In 2007, Boxform Ltd had a turnover of €8.6 million and employed 326 people over a 12-month period.

Keys said Mahony of Craglea, Woodstock, Ennis, on receipt of finding out from the company bookkeeper the VAT, PRSI and PAYE sums had to be paid to Revenue in 2006 and 2007 had directed the bookkeeper to reduce the amounts to be owed.

The judge said: “This was a deliberate act of fraud on your part and cannot be excused.”

If everyone behaved in the manner that you did, this country would have no revenue for services and no sustainable economy and people would have no jobs.

Boxform Ltd made 12 incorrect VAT returns – six in 2006 and six in 2007. Keys said it has been submitted to him that Mahony’s actions were “not out and out fraud – that it wasn’t out of greed”.

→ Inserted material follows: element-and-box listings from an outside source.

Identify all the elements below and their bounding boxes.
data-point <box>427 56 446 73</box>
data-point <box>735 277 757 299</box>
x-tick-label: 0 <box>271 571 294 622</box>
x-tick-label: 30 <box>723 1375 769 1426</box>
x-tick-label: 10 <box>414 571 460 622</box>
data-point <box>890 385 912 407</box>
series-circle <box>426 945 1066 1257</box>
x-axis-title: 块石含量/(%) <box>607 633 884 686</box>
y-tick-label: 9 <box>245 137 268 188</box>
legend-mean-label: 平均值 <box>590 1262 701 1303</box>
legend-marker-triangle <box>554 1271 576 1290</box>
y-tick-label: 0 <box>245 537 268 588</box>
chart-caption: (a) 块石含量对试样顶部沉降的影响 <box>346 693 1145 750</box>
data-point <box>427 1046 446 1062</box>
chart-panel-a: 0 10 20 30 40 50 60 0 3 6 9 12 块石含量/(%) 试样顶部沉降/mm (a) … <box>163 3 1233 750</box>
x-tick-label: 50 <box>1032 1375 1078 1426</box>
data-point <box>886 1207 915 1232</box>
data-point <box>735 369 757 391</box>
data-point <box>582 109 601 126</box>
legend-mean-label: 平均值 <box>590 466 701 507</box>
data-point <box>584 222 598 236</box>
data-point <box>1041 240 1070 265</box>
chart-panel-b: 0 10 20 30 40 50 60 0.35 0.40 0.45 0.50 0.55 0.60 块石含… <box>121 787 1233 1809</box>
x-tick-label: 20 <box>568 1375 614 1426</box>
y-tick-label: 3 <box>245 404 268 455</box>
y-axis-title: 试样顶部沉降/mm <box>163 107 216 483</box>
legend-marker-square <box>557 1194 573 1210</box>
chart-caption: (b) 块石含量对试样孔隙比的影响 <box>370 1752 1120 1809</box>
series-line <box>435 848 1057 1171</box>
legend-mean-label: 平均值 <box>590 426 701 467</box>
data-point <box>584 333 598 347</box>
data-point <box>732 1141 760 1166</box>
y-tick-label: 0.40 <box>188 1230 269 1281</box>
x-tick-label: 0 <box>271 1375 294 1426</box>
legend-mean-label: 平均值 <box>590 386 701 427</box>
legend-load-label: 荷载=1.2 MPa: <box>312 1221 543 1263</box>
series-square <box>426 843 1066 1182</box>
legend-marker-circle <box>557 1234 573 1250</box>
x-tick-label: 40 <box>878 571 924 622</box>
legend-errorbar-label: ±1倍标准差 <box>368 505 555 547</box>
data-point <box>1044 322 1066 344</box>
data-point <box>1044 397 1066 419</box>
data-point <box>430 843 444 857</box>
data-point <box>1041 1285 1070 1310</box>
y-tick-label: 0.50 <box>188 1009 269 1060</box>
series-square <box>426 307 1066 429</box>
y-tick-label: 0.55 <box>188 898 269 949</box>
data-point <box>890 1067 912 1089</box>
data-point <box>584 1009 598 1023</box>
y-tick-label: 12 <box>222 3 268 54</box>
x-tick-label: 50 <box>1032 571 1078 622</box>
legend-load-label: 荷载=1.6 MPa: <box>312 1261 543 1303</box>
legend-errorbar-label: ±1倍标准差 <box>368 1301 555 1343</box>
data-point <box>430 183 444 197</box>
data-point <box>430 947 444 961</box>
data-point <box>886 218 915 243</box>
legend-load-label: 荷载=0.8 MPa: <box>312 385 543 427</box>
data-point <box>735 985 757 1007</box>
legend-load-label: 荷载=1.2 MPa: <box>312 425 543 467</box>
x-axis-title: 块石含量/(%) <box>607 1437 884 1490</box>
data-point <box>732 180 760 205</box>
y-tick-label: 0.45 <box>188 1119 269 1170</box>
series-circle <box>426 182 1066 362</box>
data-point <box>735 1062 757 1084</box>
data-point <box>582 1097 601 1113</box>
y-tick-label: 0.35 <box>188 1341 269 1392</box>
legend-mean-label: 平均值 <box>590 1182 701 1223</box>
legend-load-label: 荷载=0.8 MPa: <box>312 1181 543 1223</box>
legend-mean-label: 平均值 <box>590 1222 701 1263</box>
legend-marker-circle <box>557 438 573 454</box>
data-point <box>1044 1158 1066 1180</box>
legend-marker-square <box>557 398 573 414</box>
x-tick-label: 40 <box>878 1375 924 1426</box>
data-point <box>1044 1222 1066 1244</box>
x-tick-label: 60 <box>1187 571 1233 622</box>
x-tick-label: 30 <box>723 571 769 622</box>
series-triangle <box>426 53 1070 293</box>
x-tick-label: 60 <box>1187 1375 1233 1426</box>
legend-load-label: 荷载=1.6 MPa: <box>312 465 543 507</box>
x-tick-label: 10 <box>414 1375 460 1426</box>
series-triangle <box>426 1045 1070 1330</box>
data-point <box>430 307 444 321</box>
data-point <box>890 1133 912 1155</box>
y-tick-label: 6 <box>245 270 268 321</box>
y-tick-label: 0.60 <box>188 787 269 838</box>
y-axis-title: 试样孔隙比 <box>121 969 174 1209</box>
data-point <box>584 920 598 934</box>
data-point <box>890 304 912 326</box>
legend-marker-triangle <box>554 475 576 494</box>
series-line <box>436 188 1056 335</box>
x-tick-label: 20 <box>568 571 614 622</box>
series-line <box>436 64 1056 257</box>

“Mahony found it difficult to be paid and this resulted in a cashflow problem. Also, there was a downturn in business and there was an attraction in reducing the returns so that the company could possibly continue.”

Five properties 

Judge Keys said there is no evidence of Mahony pocketing the money that should have been returned to Revenue.

He said, at one time, Mahony owned five properties but they are all owned by the bank now.

Boxform had lucrative contracts with some of the country’s biggest constructions firms and local authorities and was involved in projects such as the Moat bypass and Waterford bypass.

The court heard how Patrick Mahony “consistently, knowingly and willfully” filed incorrect VAT returns between 2006 and 2007.

The charges relate to Mahony’s time as director of Boxform Ltd – a Clare based company that traded as a sub-contractor involved in steel fixing, concrete finishing and labour.

The firm went into liquidation on 23 April 2008 after a Revenue query into its affairs.

Mahony was barred from being a company director for five years following a High Court action initiated by the company’s liquidator.